- 2024 Academy Drive Johns Island, South Carolina 29455 United States

Information
- Type: Independent, non-sectarian
- Established: 1970
- Head of school: Andy Gyves
- Faculty: 75
- Grades: PS3-12
- Enrollment: 400
- Campus: 55+ acres
- Colors: Blue and gold
- Mascot: Sun Devil
- Accreditations: Southern Association of Independent Schools, SACS Southern Association of Colleges and Schools, NAIS National Association of Independent Schools
- Website: Official website

= Charleston Collegiate School =

Charleston Collegiate School (formerly Sea Island Academy) is a co-educational, nonsectarian, independent day school in Johns Island, South Carolina, United States near the city of Charleston. It was founded in 1970 under the name Sea Island Academy and in 2002 became Charleston Collegiate School. It is known for its outdoor education center and project based learning curriculum.

== History ==
The school was originally organized in 1970 as a rural segregation academy on a sea island near Charleston, South Carolina with the name Sea Island Academy. When the school first opened, classes were held in a local Episcopal church. In 1971 Sea Island Academy merged with Sea Island Baptist School, founded in 1966 by the First Baptist Church of John's Island.

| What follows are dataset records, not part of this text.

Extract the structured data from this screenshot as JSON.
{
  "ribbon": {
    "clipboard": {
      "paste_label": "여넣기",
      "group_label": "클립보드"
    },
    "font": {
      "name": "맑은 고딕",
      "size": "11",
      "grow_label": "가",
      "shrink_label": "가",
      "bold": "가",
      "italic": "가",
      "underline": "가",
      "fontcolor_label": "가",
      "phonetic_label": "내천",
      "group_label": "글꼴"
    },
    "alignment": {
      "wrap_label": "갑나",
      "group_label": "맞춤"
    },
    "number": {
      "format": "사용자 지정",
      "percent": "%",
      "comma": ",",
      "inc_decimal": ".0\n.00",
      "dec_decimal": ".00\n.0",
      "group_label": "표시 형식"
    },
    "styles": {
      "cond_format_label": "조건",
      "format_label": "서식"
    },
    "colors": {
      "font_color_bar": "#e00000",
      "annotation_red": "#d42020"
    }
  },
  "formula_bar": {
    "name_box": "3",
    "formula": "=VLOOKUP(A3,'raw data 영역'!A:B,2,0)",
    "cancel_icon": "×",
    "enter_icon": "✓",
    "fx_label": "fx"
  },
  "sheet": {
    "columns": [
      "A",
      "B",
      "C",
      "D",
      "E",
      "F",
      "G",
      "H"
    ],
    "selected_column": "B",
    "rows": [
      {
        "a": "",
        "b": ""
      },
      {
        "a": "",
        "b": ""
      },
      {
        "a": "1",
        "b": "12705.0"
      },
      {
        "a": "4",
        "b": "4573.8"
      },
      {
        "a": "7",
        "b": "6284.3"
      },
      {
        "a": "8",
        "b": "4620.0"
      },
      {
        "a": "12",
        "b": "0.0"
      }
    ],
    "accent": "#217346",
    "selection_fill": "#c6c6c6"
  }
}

The school was renamed Charleston Collegiate School in 2002, and presently occupies a 30 acre campus, built in 1972.

==Curriculum==
CCS integrates environmental awareness across different disciplines in its curriculum. This integration includes programs that use the forest which surrounds the school as well as a school garden run on permaculture principles. There is a 100% graduation rate along with 100% college acceptance rate. The curriculum is heavily focused on project based learning.

== Athletics ==
Charleston Collegiate School participates in the South Carolina Independent School Association athletics program. It offers basketball, cheerleading, cross country running, football, tennis, archery, baseball, soccer, and volleyball.

==Student body==
In 2000, Sea Island Academy started a 90% scholarship program in order to increase minority enrollment. As of 2013 its student body consisted of about 30% minorities. As of 2013, one hundred percent of CCS's graduates were accepted at postsecondary institutions.

== Affiliations ==
Charleston Collegiate School is accredited by the Southern Association of Independent Schools (SAIS) and the Southern Association of Colleges and Schools (SACS). It belongs to the National Association of Independent Schools (NAIS), the South Carolina Independent Schools Association, the Palmetto Association of Independent Schools (PAIS), the National Center for Independent School Renewal (NCISR), the Coalition of Essential Schools (CES), and the Education Records Bureau (ERB).